OK, I prefer Spike Milligan, but I could enjoy a little of Spike Hawkins once in a while. It's easier to take an oddball poem by Hawkins because nobody gave him a Pulitzer Prize or praised his word games as the pinnacle of modern poetic achievement.

Ashberry was lucky. He may be the last poet (not lyricist) to be acclaimed in his lifetime for his obscure work that nobody could understand. It's not likely to happen for the creatures whose poetry appears in The New Yorker.

The Pulitzer Prize-winning Bob Dylan has been an icon for over 40 years. People have published books with nothing but photos of the man. Posters of Bob Dylan are on many a wall. Sometimes he's been called "Jokerman," but that's cool. Ashberry? Call him "The Riddler," because he looks like one.

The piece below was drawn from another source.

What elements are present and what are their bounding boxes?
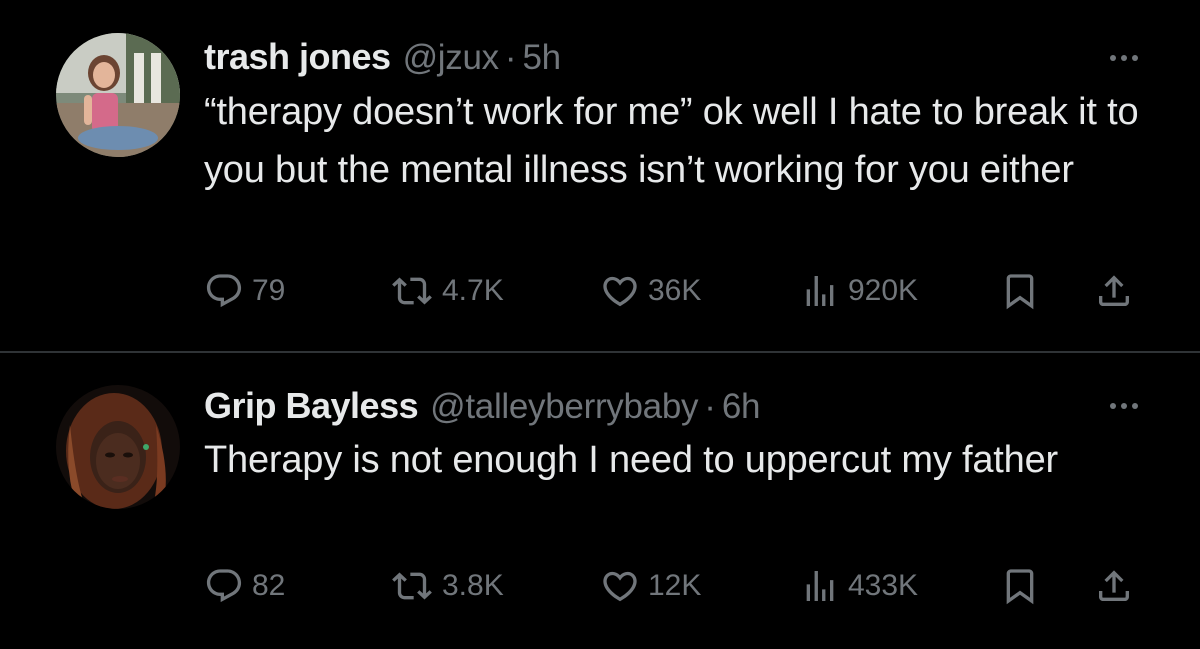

Maybe, like royalties, the literary world simply has to understand that SOME things aren't going to be part of our world any longer.

This includes poets who can reach the average person the way Poe, Dickinson, Whitman, Kipling, Service, Sandburg, Ginsberg and Frost did. Yes, I'm giving you a good cross-section there. There's art even in something that rhymes, and his romantic, like "The Highwayman" by Alfred Noyes, and you can enjoy it as well as you can enjoy e.e. cummings.

Poetry has descended into drivel (the kind of things you hear when a "poet" is asked to recite at a Presidential inaugural) and into stuff that only appeals to a small circle of condescending prigs.

Guys like Ashberry are neither sentimental nor pornographic nor emotional. They are cold, which is not a trait one associates with a poet.

Poetry is no longer what it used to be: poetic.